A large part of the story is told through the eyes of T.J., a fourteen-year-old ne’er-do-well whose mother has brought him back to her hometown as a last resort escape from his probation officers and reform schools. Her tearful pleas for Egg’s help in turning T.J. straight trigger a series of carefully orchestrated tasks designed to foster the boy’s confidence and self-respect. Together, through a series of maturation rites, the old men tutor him in patience and generosity, attentiveness and loyalty. By the end of the season, in spite of his resistance, T.J. has discovered his best self.

Murray captures with economy and tension the sounds and smells, the compromises and disappointments hovering in a Midwestern kitchen. The relationship between the boys on the team and their fathers reveals all of the pride, anxiety, and jealousy that one generation can feel for the next. Whether respecting the individuality of their sons’ choices, or attempting to savagely beat it out of them, the fathers appreciate the preciousness of the moments that their sons seem impatient to have over.

Murray’s characters also turn several rural Midwestern tropes on their heads. One of the coaches frequently riffs on God’s femininity, while another—Ryan, the Catholic priest—ordains a 95-year-old woman to administer the sacraments at her nursing home to Catholics and non-Catholics alike. The sacrilege lands him in the Bishop’s office.

Murray also weaves in the political maneuvering of a manipulative high school principal, eager to remove the three independent-minded coaches and replace them with a more malleable and completely unschooled rookie teacher.
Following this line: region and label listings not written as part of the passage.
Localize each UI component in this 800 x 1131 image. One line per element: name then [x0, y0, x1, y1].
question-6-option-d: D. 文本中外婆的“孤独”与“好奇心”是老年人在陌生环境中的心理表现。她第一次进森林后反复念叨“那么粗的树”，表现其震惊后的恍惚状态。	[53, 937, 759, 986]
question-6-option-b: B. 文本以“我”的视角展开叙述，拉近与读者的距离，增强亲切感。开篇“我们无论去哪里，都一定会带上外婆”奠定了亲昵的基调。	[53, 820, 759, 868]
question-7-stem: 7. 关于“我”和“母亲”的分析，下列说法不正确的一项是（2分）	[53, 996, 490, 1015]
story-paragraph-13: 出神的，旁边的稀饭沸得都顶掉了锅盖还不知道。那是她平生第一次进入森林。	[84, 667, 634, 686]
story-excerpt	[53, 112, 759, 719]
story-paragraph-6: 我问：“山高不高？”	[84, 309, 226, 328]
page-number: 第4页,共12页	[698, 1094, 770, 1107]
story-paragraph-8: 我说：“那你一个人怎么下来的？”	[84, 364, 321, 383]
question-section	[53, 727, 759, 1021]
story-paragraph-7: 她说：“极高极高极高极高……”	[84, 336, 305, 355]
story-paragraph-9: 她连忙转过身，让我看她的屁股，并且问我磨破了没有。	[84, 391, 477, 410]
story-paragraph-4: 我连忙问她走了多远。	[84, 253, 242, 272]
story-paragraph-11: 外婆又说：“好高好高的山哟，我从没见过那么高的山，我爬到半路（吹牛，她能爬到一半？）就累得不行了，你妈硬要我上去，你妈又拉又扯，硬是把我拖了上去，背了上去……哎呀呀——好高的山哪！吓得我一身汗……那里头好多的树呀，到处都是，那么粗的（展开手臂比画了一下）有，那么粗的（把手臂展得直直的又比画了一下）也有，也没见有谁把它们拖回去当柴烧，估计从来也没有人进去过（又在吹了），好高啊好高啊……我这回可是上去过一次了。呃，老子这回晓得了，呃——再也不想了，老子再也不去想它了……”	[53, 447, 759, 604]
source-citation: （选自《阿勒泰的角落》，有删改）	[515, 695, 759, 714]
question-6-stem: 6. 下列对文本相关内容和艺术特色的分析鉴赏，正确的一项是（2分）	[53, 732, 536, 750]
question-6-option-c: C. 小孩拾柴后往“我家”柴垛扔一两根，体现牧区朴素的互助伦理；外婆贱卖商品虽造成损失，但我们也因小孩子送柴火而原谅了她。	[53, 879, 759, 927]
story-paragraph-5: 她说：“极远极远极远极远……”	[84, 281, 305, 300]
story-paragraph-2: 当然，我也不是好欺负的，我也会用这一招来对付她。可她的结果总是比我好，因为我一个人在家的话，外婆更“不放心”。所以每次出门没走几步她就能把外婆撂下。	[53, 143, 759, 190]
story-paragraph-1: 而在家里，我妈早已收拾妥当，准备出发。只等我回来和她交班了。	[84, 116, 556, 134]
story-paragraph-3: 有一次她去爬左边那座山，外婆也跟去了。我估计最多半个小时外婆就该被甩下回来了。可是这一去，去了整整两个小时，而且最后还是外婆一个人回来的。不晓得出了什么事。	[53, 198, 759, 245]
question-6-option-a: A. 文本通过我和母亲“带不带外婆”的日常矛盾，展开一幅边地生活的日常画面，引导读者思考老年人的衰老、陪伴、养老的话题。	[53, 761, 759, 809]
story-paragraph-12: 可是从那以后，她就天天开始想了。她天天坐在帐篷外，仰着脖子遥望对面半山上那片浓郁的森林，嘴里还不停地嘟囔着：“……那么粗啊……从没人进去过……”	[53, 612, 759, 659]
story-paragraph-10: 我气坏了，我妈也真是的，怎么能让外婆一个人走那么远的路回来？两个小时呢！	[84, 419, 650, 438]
The conspiracy dramatizes the emerging new world order, which values compliance over integrity and experience.

As 300 pages methodically build to the State Finals, the last hundred chronicle every pitch and emotion as Holy Trinity takes their last game down to the final out. Murray deftly tells us so much about Holy Trinity’s last opponent, Davenport East High, one longs for another 100 pages to tell us their rival team’s story. He draws on years of inner-city high school experience as a teacher and administrator to tell us a perpendicular story that collides with Holy Trinity’s in the final contest.

Murray writes with the perceptiveness of one who has spent decades working with teenagers, tolerating their immaturity while refining their mettle. And he shares their precocious insight into the authenticity of the adults around them. His young characters instinctively recognize the concern behind their old coaches’ barking and the indifference embedded in the new coach’s congeniality.

“Dull only to dull minds,” Red Barber is credited with saying of baseball. The game encapsulates that precious moment between boundless, daring energy and quiet, measured wisdom. It attends to what to do, when to do it, and above all, how to react appropriately. To appreciate the drama of a game, as with this story, is to look for the extraordinary in the seemingly mundane.

Murray’s novel mixes Pete Hamill’s pacing and characters with a touch of Mitch Albom’s mysticism. It combines the down-home folksiness of W.P. Kinsella with the throw-at-their heads combativeness of Leo Durocher. Cottage Park is still a hard-drinking, quick-tempered world where men wear a sense of justice on their sleeve and never duck a fight over principle.

Such small town virtues seem a distant, nostalgic memory in these disturbing times. If literature—or baseball for that matter—has anything to teach us in this frenetic, impatient age of ours, it might be the rediscovery of restraint and humility, dedication and hard work—virtues that “the olds” instill in all the boys of Tommy Murray’s summer.